É diante deste contexto de luta levada pelos pobres (camponeses, operários, posseiros, desempregados, sem-terra, índios) — que, a cada dia, estão assumindo uma progressiva tomada de consciência da situação opressiva em que vivem —, que os bispos, em Medellín, lançaram o grande alerta: “Não se há de abusar da paciência de um povo que suporta durante anos uma condição que dificilmente aceitaria quem tem uma maior consciência dos direitos humanos” (Medellín, Paz, 16). Tal alerta é retomado por Puebla: “Do coração dos vários países que formam a América Latina está subindo ao céu um clamor cada vez mais impressionante. É o grito de um povo que sofre e que reclama justiça, liberdade e respeito aos direitos fundamentais dos homens e dos povos. Há pouco mais de dez anos, a Conferência de Medellín já apontava a constatação deste fato, ao afirmar: ‘Um clamor surdo brota de milhões de homens, pedindo a seus pastores uma libertação que não lhes chega de nenhuma parte’ (Pobreza da Igreja, 2). O clamor pode ter parecido surdo naquela ocasião. Agora é claro, crescente, impetuoso e, nalguns casos, ameaçador” (Puebla, 87-89).

2. Jesus, fonte do sentido do martírio

Os Evangelhos nos relatam a morte de Jesus como consequência de uma prática e de uma mensagem. A evocação do martírio dos profetas serve de quadro de fundo para a apresentação de Jesus como o último e maior dos profetas e como a testemunha que vai até o fim para ser fiel ao mandamento do Pai (Jo 10,18; Fl 2,6-11). Talvez estejamos aqui diante de um dos veios mais profundos da Escritura e que perpassa toda experiência histórica do povo de Deus, oprimido no Egito, dominado no interior do próprio Estado Judeu, explorado no exílio e sob o domínio romano. Jesus experiencia a vida dos pobres de seu tempo, por ser pobre e assumir a luta dos pobres (cf. Mc 6,1-6; Puebla, 190). Os Evangelhos ligam sua missão à prisão e morte de João Batista (Mc 1,14-15; Mt 11,2-6). Os Sinóticos e o próprio Evangelho de João mostram que Jesus é perseguido pelos dominantes de seu tempo e se insere na longa tradição do martírio dos profetas (cf. Lc 11,47-54; Mt 23,29-32; Jo 5,10-18; 7,14-30). Jesus é perseguido e morto por causa do Reino e da Boa-Nova que anuncia a salvação e libertação aos pobres. Os primeiros cristãos, com toda a tradição do Antigo Testamento em mãos, procuram compreender, através da evocação do martírio dos profetas (Hb 11,1-40; At 8,1-60), a entrega de vida que Jesus faz em favor de muitos (cf. Mc 10,45). Os próprios Evangelhos procuram aprofundar o sentido da morte de Jesus, dando-lhe títulos que revelam um grande enraizamento bíblico e já retratam a vivência da comunidade: Jesus é o Justo Sofredor; Jesus é o Servo que assume as dores do povo e se entrega para os outros; Jesus é o Profeta perseguido e assassinado, é o Justo Inocente…

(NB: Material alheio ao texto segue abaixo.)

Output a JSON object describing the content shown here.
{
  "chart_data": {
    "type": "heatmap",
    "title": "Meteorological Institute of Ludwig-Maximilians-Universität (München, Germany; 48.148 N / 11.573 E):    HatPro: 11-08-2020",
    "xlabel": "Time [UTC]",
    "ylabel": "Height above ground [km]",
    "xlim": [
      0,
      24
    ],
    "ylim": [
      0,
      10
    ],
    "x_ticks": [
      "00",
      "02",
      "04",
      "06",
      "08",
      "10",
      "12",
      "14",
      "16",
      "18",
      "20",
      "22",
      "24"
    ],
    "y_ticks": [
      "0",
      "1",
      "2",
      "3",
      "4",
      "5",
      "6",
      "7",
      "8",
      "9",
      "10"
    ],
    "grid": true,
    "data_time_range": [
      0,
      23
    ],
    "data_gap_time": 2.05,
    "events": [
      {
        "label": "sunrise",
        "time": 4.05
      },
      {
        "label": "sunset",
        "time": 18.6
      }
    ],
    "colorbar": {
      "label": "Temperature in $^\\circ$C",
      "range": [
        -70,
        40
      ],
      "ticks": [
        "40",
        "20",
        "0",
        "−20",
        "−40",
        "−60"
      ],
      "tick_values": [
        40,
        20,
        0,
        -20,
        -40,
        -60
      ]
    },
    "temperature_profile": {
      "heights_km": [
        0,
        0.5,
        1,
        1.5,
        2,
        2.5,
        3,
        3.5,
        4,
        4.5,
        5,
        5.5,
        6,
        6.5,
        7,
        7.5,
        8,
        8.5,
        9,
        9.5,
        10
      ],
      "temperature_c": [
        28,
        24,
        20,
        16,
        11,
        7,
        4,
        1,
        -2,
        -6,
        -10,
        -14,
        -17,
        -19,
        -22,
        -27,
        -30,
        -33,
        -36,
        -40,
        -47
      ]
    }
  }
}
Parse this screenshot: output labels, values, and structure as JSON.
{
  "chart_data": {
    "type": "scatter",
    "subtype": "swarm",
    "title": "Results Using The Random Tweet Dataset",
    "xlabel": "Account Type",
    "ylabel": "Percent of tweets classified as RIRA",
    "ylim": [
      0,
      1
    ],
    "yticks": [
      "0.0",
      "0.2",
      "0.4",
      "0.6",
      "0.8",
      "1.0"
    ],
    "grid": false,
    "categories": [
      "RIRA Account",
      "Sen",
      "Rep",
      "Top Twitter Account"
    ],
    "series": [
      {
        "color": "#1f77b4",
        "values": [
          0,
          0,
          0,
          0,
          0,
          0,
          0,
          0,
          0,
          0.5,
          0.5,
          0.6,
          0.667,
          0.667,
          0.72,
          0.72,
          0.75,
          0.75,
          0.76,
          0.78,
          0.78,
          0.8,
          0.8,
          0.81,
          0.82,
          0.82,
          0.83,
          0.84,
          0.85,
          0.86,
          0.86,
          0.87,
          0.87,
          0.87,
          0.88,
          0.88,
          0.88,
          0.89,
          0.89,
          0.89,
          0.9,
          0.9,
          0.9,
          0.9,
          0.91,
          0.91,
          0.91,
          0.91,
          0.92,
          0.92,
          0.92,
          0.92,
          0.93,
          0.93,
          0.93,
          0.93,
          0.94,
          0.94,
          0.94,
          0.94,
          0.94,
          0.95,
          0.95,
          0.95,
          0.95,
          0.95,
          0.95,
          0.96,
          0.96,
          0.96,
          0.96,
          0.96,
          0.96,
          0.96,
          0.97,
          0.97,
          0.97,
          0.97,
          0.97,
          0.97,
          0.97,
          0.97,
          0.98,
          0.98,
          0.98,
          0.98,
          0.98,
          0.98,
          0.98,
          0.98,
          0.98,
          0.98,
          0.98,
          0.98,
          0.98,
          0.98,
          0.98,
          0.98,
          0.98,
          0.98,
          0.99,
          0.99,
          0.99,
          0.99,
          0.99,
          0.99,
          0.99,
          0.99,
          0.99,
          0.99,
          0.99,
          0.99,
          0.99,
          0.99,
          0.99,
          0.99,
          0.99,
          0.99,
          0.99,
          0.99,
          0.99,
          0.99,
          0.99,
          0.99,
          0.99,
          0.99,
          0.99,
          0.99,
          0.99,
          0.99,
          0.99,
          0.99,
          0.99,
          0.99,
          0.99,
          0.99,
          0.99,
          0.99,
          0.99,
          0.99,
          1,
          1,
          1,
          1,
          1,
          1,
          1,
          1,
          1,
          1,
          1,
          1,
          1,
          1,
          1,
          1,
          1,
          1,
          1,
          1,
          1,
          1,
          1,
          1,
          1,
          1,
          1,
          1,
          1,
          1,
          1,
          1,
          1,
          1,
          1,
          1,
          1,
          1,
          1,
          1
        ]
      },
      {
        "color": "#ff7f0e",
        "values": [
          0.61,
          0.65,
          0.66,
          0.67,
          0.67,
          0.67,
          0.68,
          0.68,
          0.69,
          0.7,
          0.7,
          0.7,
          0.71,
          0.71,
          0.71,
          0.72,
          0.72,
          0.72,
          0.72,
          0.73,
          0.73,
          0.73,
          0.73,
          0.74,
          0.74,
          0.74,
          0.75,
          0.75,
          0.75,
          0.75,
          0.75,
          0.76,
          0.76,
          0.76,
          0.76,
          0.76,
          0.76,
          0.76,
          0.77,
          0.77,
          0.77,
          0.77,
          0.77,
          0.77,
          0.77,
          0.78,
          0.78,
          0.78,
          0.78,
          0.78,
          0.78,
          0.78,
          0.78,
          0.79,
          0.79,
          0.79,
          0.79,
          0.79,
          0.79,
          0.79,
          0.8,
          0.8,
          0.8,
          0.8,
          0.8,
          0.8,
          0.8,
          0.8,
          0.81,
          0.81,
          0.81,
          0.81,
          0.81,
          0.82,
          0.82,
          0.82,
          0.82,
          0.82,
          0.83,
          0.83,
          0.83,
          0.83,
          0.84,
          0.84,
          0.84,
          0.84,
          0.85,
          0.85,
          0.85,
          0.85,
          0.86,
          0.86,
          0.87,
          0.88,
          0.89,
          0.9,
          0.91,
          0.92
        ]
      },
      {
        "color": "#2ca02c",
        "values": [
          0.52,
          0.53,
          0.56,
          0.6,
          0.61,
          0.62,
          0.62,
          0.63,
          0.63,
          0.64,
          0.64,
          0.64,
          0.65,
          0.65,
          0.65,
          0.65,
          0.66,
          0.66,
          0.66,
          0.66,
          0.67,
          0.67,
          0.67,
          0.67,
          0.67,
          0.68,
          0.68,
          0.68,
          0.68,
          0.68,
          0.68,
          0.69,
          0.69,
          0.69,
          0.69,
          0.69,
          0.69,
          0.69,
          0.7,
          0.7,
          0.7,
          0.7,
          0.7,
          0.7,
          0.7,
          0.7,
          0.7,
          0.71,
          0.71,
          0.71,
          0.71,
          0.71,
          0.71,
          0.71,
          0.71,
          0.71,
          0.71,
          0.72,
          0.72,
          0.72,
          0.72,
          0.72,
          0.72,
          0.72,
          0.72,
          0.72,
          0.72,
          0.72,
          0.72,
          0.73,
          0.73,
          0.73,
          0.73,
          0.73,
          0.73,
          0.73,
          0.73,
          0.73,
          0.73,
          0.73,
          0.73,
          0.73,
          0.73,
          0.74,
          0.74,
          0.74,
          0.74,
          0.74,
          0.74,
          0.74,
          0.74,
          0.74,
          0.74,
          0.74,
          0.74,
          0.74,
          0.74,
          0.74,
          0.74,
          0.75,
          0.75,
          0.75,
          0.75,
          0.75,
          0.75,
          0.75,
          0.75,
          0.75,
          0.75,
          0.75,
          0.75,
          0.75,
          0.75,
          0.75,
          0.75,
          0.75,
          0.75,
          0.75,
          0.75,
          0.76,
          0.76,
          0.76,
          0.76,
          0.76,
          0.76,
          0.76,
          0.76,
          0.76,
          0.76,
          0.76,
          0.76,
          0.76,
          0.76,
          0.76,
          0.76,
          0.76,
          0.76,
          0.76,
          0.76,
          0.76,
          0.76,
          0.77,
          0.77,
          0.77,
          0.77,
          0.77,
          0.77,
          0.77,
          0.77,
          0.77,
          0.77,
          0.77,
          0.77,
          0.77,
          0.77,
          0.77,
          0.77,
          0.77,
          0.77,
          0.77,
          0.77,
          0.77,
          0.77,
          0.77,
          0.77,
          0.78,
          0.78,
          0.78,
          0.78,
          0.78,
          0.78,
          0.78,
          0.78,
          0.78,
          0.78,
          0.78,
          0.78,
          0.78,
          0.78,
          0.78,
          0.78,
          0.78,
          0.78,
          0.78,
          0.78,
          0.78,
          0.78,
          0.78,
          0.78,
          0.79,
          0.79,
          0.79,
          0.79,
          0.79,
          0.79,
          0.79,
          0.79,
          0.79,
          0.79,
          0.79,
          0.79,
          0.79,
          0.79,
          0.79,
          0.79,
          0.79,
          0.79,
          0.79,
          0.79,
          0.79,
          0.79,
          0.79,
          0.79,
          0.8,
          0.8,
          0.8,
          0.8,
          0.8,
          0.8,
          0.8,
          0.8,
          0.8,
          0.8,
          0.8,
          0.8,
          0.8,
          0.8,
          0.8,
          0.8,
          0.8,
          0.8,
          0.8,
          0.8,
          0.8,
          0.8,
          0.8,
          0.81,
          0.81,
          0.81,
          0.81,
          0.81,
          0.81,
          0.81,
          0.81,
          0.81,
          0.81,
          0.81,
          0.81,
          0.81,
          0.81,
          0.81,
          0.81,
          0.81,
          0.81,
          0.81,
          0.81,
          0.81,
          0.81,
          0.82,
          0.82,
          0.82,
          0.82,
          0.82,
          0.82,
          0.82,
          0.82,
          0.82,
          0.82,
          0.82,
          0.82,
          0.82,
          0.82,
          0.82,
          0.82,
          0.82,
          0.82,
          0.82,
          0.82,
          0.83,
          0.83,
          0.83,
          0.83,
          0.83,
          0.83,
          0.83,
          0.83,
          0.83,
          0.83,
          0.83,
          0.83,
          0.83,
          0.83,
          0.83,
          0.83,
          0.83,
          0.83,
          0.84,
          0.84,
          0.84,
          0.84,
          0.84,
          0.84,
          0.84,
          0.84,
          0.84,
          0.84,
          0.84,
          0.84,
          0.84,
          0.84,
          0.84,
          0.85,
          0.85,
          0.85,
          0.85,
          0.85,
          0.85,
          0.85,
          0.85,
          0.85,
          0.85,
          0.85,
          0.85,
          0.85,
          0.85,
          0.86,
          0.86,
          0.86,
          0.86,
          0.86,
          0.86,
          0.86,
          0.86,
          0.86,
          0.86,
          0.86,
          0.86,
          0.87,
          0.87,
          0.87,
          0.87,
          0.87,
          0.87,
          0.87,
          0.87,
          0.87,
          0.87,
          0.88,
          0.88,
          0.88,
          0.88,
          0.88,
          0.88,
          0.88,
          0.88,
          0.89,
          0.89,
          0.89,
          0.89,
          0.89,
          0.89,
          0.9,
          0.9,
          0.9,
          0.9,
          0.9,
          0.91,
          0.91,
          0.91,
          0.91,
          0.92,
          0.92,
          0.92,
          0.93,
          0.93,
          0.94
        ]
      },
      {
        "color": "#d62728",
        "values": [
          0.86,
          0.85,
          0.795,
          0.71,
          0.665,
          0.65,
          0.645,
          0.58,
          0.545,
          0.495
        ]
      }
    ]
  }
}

A morte de Jesus assume sua plena significação com sua ressurreição. A ressurreição de Jesus dá pleno sentido à sua vida e ratifica a aceitação desta sua vida e mensagem, por Deus Pai que o constitui “Senhor e Cristo” (At 2,36). A ressurreição de Jesus afirma que a morte não tem a última palavra sobre a história. Revela que a morte não é a última possibilidade de Iahweh. Enfim, na ressurreição de Jesus, em sua significação teológica, em sua dimensão escatológica, fica confirmado que quem dá a vida por amor, poderá retomá-la (Jo 10,17-18; Mt 16,24-25). Quem entrega a vida pela justiça será recompensado, recebendo-a em plenitude. Esta é a certeza que acompanha os seguidores de Jesus: Deus não deixará que seu Santo sofra a corrupção (cf. At 2,27). Não importa o tipo de exclusão feita pela classe dominante que, inclusive, pode utilizar-se da Lei (cf. Jo 19,7), do poder político (Jo 19,12-15) e da Religião ou do próprio culto para condenar e eliminar (cf. Jo 16,1-2). O que importa é que em Jesus, morto pela justiça, o seguidor de Cristo, mesmo sendo amaldiçoado pela Lei, pela Sabedoria dos homens, pode ter a plena convicção da vitória final, pois Jesus “se fez maldição por nós” para nos ser motivo de bênção (cf. Gl 3,13-14; cf. Is 52,13-53,12).